After a lot more heckling and wrangling, holography came up a third time, now in connection with Beuys’ aesthetics. Asked how he would describe his new aesthetic, Beuys answered: “I describe it radically: I say aesthetics = human being. That is a radical formula. I set the idea of aesthetics directly in the context of human existence, and then I have the whole problem in the hand, then I have not a special problem, I have a ‘holography’”. To Beuys, holography was more than a medium but less than simply everything. It was more than just a way of writing things and less than everything that can be written. It was “human existence and all the problems it entails”, more specifically human existence as a matter of aesthetics, of sensory and emotional values.
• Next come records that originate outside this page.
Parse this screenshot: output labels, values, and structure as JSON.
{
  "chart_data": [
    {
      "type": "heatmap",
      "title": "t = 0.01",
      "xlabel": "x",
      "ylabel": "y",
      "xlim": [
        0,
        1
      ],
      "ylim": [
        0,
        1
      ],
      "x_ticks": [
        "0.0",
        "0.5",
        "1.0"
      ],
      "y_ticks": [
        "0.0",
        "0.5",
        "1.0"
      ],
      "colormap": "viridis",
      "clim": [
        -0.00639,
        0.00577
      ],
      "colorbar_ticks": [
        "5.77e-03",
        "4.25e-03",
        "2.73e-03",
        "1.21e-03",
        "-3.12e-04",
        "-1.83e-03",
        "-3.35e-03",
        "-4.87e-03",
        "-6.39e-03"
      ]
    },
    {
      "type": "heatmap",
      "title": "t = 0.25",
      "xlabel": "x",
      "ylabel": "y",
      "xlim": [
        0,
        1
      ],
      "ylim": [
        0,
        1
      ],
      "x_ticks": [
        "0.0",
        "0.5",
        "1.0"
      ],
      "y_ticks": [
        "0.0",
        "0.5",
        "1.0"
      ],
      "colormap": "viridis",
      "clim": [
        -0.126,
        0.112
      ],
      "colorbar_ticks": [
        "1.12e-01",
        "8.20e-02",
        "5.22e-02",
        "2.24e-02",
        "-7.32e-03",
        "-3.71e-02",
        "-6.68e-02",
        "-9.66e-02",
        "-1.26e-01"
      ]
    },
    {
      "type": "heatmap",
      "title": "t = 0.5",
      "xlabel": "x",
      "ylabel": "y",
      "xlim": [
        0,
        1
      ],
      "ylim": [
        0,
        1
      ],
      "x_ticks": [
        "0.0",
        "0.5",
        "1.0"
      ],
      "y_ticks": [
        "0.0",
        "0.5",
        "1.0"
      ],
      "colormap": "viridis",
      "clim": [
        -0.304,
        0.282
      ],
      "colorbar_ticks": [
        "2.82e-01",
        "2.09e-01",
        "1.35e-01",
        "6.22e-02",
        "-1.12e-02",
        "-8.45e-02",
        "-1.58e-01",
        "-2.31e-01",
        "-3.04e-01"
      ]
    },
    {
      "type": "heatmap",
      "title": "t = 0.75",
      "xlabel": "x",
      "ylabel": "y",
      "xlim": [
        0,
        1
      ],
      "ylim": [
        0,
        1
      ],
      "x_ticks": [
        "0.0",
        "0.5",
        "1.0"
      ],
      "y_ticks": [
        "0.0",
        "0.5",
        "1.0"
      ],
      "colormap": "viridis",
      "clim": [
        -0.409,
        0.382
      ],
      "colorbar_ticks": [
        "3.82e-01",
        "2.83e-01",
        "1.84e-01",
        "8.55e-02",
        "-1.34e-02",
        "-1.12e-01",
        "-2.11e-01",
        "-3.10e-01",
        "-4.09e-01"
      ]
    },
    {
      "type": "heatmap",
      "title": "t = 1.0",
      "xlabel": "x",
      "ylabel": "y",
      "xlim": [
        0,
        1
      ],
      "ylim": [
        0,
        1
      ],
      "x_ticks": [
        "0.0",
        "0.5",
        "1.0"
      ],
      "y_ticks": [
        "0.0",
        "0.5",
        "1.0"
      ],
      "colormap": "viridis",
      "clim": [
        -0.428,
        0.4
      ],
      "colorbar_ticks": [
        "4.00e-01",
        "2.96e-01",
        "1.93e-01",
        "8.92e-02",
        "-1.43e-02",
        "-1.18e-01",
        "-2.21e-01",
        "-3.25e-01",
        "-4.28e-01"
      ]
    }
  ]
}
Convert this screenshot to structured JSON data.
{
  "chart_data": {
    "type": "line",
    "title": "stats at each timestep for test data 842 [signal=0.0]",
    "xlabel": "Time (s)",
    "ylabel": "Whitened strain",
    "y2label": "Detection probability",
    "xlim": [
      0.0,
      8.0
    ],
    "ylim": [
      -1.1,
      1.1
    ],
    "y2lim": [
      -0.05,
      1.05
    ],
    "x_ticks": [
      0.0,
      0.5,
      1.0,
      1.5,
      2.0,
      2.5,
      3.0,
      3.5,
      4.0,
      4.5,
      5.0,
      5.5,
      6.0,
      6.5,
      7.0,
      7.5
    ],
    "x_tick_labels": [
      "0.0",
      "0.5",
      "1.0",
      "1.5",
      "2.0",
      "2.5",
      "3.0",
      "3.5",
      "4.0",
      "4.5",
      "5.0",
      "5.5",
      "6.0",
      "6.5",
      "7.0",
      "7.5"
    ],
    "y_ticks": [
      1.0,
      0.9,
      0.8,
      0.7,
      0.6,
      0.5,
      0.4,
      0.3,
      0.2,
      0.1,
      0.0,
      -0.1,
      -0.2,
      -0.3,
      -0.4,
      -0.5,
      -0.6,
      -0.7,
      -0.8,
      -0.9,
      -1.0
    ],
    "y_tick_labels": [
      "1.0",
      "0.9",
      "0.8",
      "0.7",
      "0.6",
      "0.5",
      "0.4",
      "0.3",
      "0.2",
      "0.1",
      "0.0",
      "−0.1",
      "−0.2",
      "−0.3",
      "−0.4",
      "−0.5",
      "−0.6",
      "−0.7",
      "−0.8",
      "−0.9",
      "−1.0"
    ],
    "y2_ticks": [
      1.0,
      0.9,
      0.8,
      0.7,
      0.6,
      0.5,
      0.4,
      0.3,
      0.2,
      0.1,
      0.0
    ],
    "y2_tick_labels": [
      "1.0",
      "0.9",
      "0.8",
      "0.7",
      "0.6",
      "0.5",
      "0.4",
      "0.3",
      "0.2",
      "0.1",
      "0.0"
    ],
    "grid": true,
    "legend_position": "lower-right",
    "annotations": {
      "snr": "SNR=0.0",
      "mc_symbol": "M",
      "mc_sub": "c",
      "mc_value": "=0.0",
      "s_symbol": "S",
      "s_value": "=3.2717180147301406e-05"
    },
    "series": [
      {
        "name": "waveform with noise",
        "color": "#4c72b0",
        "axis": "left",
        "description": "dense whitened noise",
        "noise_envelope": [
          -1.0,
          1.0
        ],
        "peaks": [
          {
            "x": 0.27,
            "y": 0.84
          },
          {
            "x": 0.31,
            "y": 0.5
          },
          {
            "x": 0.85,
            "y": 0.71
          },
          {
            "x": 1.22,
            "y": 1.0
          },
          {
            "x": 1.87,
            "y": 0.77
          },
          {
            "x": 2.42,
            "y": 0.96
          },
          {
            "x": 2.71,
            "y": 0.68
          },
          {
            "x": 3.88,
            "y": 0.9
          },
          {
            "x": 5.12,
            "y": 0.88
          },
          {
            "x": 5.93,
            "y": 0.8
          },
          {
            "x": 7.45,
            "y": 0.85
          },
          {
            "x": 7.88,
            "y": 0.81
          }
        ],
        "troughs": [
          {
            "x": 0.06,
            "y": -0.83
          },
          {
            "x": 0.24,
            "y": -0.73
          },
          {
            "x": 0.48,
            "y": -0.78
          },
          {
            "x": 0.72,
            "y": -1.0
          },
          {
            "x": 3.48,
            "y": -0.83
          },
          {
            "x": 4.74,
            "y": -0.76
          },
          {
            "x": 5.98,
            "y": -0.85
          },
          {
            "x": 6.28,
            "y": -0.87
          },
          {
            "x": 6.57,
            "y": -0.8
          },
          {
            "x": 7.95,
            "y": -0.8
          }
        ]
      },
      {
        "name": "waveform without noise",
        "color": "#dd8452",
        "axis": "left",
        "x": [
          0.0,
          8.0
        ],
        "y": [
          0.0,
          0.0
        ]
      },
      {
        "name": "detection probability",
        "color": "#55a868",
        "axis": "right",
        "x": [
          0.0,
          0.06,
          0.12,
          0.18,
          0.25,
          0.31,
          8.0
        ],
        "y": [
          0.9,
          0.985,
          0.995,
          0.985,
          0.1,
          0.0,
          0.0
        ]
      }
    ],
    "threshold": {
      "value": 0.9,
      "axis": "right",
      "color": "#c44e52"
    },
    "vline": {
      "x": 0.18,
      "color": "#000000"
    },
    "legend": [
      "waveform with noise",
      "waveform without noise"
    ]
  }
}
This relates directly to Beuys’s doubts about criticism as a useful way of finding solutions. His arguments throughout the Dialogue suggest that he prefers responsibility to critique, productivity to reactivity, the sensual and emotional to the analytical. In focus is not a particular understanding, but a way of being in the world. Being in the world certainly means something different in the digital era, but I doubt whether the digital as a medium would have any impact on the way Beuys wanted his work to be understood. Holography was brought up as a specific medium, but Beuys turned it into one aspect of human existence. Extrapolating from there, the digital, which is also a means, becomes something we all know from experience, something to take responsibility for, part of a “problem” – a more positive way of saying it would be “condition” – that we are a part of and that we can solve – change – by taking responsibility.